Vets stand ready to help with oil spill


Six birds are being cared for at LSU's Wildlife Hospital, but more may be on the way.

National Report

-- Six birds are being treated at the Louisiana State University (LSU) Wildlife Hospital for injuries related to last month’s oil spill in the Gulf of Mexico, and some believe the worst is yet to come.

LSU was asked by the Louisiana Department of Wildlife and Fisheries to provide medical care for non-oiled animals injured as a result of the oil spill. As of today, six birds were being treated for treatment of injuries like fractures and malnutrition, according to Dr. Javier Nevarez, director of the wildlife hospital.

The U.S. National Oceanic and Atmospheric Administration (NOAA) estimates 5,000 barrels -- 210,000 gallons -- of oil are spilling into the Gulf of Mexico each day as the result of an explosion that rocked the Deep Water Horizon oil-drilling platform off the coast of Louisiana April 20.

In Florida, Dr. Norman Griggs amassed a group of more than 7,000 volunteers who are keeping watch on the situation and ready to move if the slick fouls wildlife in sensitive ecological areas.

At press time, the oil spill had not reached landfall, which includes the Louisiana coast and St. Marks National Wildlife Refuge, as of early May, but Griggs said it was close to the western part of Florida.

Ken Rice, wildlife branch director for operations for the Mobile sector, says several dead sea turtles have washed up on shore, but showed no sign of oiling. Necropsies were being performed on some of the turtles, he said.

BP, who leased the Deep Water Horizon oil rig, contracted with Delaware-based Tri-State Bird Rescue and Research to deal with wildlife involved in the oil spill. Tri-State representatives confirmed they were contracted by BP, but referred all calls to the International Bird Rescue Center.

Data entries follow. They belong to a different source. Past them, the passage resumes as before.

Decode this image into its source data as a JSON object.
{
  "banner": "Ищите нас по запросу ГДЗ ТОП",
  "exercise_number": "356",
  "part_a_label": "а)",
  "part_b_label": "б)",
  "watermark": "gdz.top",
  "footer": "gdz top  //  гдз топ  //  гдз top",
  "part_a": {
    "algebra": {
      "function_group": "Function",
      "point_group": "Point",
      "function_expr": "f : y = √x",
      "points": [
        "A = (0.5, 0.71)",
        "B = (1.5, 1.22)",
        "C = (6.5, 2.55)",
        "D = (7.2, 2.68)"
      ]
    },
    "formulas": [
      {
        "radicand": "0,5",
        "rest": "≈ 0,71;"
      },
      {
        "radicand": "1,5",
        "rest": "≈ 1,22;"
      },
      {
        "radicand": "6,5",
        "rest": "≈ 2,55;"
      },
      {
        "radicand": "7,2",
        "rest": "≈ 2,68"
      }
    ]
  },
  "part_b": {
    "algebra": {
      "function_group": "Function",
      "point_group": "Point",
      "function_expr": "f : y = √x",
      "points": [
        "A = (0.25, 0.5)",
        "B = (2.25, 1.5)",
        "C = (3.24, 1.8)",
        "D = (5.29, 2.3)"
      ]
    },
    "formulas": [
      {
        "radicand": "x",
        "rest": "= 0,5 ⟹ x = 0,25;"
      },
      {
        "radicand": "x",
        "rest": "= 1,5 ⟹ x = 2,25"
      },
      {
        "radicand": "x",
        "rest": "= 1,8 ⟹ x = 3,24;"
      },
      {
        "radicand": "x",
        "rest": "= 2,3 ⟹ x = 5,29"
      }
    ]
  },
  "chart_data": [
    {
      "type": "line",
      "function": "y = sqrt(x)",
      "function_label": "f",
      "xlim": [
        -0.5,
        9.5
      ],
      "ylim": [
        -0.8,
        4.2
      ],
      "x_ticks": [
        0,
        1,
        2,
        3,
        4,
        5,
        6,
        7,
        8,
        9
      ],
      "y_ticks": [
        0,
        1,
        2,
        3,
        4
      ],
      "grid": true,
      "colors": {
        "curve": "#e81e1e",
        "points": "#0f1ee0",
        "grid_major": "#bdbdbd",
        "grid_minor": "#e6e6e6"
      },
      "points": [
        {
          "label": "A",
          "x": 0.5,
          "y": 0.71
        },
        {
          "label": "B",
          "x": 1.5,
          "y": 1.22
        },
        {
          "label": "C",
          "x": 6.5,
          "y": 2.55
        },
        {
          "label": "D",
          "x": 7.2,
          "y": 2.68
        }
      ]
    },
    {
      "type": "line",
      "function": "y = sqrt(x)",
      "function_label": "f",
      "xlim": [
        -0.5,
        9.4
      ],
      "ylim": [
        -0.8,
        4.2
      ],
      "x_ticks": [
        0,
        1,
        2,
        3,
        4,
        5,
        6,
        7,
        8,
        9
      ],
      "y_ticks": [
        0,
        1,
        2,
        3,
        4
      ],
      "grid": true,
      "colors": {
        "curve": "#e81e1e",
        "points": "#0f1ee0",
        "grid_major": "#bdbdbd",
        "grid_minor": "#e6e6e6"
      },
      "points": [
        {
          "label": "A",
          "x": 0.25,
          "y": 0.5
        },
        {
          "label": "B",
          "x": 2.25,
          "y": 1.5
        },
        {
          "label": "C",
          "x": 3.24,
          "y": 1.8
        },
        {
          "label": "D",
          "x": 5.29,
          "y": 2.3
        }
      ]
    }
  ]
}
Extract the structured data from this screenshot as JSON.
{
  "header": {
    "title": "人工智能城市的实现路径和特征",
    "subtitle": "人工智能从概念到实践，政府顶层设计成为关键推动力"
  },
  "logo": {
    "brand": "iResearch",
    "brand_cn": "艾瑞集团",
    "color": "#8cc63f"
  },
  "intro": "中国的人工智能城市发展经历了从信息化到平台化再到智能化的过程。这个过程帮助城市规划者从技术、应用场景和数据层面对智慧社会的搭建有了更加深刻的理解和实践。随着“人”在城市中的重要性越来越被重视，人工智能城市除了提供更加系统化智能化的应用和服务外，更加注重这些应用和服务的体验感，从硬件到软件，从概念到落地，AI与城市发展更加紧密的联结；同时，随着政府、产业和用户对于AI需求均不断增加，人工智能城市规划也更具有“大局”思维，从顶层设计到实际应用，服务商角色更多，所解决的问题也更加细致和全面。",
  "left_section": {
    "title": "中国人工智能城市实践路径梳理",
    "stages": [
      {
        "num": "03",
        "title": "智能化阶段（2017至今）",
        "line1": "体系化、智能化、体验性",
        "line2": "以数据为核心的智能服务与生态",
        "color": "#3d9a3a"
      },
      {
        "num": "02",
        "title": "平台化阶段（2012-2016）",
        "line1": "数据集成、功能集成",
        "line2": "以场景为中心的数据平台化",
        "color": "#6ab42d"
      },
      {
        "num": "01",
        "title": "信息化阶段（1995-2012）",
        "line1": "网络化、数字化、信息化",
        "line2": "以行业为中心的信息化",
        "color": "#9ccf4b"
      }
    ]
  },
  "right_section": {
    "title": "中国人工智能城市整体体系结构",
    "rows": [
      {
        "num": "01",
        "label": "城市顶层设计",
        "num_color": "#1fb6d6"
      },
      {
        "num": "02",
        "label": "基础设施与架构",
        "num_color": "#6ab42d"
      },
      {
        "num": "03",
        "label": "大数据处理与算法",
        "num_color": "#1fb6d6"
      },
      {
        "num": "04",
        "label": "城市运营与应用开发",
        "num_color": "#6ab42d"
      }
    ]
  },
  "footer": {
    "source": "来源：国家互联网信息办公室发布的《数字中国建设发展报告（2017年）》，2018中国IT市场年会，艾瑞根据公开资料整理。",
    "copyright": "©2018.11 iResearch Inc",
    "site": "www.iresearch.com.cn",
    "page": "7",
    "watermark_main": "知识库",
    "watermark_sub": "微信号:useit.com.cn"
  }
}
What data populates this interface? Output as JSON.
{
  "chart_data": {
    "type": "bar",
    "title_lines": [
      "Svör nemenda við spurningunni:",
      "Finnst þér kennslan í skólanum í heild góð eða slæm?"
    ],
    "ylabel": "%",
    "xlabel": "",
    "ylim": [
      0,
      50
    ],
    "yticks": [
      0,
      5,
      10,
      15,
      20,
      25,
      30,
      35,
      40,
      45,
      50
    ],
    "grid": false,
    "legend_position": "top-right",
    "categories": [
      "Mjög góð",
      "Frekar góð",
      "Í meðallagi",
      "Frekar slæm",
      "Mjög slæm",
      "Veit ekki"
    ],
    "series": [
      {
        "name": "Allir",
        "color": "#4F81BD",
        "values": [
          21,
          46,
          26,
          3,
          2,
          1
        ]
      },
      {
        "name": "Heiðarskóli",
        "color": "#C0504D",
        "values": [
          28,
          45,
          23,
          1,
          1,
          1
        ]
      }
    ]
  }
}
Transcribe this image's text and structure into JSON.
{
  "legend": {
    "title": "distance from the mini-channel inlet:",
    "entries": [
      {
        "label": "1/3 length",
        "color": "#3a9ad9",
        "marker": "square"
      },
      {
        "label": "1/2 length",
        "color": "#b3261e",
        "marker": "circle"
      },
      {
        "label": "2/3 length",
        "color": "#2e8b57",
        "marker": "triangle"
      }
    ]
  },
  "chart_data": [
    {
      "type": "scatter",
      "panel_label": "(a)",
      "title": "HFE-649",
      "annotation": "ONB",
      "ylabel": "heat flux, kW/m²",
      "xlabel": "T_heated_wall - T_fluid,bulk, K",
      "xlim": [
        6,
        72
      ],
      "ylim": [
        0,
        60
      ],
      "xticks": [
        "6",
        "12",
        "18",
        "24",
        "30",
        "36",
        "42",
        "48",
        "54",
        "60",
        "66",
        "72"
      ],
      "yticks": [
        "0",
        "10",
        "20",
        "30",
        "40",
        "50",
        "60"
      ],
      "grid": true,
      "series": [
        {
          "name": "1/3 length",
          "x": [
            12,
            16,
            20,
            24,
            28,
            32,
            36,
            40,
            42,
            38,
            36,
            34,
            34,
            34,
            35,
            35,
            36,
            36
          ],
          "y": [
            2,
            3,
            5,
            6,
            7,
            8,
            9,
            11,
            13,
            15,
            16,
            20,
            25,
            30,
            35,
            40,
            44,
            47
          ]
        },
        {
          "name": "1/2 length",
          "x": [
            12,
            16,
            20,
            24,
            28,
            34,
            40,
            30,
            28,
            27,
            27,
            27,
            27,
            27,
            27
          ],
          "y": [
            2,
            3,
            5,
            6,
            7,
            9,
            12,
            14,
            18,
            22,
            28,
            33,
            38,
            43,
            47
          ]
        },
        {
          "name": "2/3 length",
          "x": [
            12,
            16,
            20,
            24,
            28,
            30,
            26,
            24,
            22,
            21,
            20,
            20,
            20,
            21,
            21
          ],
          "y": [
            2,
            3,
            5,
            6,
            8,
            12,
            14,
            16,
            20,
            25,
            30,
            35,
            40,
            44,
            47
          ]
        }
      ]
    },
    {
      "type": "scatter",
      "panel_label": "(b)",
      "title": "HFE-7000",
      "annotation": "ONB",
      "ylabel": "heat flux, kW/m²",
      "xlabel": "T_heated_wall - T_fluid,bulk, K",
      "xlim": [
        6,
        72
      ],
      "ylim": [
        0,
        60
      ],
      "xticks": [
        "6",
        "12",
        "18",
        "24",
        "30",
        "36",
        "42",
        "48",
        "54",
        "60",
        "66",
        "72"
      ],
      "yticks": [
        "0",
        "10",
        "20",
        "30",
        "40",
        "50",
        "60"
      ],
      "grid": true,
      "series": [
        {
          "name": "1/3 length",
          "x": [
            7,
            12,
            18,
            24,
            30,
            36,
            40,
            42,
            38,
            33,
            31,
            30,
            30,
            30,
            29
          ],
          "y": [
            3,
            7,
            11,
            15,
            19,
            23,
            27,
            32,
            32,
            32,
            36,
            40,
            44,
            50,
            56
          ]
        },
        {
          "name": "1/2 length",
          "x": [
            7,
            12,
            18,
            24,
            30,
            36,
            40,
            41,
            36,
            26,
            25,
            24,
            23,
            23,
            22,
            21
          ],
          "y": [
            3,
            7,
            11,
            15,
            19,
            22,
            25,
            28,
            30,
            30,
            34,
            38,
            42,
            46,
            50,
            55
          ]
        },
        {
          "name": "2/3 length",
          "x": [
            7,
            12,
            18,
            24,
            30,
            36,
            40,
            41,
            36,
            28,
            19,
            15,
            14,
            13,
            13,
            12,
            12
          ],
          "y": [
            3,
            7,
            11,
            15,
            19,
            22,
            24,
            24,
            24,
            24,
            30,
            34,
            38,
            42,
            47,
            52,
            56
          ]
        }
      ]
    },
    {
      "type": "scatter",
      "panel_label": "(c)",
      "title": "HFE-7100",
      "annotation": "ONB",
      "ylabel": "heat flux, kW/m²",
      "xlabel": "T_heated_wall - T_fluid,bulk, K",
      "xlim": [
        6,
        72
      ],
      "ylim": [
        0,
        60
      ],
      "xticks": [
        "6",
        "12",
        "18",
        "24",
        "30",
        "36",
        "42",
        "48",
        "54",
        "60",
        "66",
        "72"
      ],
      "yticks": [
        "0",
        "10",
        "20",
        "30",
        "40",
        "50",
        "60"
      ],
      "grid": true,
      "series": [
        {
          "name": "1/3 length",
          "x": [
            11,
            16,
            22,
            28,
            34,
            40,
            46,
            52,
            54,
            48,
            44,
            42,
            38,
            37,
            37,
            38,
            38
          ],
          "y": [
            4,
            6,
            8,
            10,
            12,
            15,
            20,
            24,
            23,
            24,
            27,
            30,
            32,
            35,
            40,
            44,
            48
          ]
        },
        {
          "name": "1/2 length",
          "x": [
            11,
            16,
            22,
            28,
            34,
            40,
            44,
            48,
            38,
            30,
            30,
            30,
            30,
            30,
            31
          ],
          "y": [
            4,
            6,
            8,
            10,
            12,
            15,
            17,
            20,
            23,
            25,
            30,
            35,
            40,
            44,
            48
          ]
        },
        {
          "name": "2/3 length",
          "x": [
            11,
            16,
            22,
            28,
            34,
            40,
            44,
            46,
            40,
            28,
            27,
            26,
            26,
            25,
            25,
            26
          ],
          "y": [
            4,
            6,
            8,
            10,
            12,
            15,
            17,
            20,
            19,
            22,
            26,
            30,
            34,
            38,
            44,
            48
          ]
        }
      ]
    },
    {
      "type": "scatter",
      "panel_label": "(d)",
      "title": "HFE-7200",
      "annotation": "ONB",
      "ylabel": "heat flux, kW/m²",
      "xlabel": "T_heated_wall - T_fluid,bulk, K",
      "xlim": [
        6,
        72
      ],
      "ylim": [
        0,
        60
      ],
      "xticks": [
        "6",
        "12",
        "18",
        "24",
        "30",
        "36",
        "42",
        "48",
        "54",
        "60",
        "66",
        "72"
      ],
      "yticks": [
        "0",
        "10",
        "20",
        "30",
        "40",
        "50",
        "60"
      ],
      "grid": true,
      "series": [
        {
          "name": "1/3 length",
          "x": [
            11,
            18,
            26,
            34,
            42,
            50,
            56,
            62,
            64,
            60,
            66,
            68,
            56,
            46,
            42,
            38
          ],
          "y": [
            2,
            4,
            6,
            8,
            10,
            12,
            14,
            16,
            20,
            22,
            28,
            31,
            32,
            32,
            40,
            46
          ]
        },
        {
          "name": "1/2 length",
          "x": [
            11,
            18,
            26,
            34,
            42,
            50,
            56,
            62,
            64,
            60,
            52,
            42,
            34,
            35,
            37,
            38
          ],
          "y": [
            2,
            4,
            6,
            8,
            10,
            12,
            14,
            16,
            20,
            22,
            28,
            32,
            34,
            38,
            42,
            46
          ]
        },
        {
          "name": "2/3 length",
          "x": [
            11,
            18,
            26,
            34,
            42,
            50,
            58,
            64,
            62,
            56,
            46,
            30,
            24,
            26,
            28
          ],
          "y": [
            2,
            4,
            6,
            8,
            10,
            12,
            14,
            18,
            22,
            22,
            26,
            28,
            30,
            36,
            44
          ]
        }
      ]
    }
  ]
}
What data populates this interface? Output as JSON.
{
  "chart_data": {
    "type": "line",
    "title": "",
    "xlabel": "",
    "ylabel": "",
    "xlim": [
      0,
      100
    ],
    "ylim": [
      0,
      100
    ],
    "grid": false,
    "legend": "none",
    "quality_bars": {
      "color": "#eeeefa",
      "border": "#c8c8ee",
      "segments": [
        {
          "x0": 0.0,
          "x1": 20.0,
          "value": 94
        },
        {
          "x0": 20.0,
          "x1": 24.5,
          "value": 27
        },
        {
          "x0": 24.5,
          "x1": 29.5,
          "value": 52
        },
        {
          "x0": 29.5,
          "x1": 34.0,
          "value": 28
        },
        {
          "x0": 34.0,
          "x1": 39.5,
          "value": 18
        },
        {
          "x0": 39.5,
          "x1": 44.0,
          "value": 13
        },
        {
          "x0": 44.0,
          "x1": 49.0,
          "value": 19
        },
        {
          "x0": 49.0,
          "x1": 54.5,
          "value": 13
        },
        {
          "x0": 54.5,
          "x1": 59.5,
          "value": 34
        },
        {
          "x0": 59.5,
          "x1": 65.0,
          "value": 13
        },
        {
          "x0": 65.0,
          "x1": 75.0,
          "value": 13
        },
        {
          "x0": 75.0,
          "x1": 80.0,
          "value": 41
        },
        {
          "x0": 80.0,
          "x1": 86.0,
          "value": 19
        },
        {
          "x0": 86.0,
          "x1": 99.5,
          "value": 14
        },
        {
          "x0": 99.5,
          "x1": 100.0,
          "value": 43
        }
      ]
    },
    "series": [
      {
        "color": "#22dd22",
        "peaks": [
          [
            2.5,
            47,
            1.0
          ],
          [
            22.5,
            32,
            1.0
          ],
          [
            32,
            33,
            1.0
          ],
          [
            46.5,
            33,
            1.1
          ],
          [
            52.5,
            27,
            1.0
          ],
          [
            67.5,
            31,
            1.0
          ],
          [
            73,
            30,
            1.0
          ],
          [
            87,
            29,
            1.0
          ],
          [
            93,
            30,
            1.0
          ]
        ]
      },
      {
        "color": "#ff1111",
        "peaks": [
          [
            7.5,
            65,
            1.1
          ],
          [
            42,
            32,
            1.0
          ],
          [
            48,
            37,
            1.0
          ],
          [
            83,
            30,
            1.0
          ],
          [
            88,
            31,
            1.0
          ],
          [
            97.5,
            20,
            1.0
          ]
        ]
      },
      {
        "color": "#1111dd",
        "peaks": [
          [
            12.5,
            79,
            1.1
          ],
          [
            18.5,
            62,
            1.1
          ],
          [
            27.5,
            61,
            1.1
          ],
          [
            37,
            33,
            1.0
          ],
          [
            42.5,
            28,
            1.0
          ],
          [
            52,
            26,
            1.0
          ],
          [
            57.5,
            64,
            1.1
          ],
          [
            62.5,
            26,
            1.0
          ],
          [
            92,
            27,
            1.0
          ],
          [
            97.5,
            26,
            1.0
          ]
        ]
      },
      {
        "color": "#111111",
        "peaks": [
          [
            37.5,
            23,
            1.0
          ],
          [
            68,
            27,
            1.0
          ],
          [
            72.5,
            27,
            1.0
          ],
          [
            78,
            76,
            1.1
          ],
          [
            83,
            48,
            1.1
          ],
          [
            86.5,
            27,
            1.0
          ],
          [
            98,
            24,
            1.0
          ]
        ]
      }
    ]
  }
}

While offshore efforts are working to contain, collect and disperse the spill, environmental agencies and volunteers are preparing for possible onshore ramifications. Wildlife experts have identified several sensitive areas -- mostly marshlands -- around the Mississippi Sound and the Alabama Delta. Regular helicopter flights are searching the area for injured wildlife. Additionally, rescue centers in Gulfport, Miss., and Fort Walton Beach and Panama City, Fla., also have been established for turtles and mammals.

The NOAA is restricting fishing until May 17 in federal waters affected by the BP oil spill -- between Louisiana state waters at the mouth of the Mississippi River to waters off Florida’s Pensacola Bay. NOAA reports that the closed area comprises only 4.5 percent of the Gulf of Mexico federal waters. The vast majority of Gulf waters have not been affected by the oil spill and continue to support productive fisheries, they said.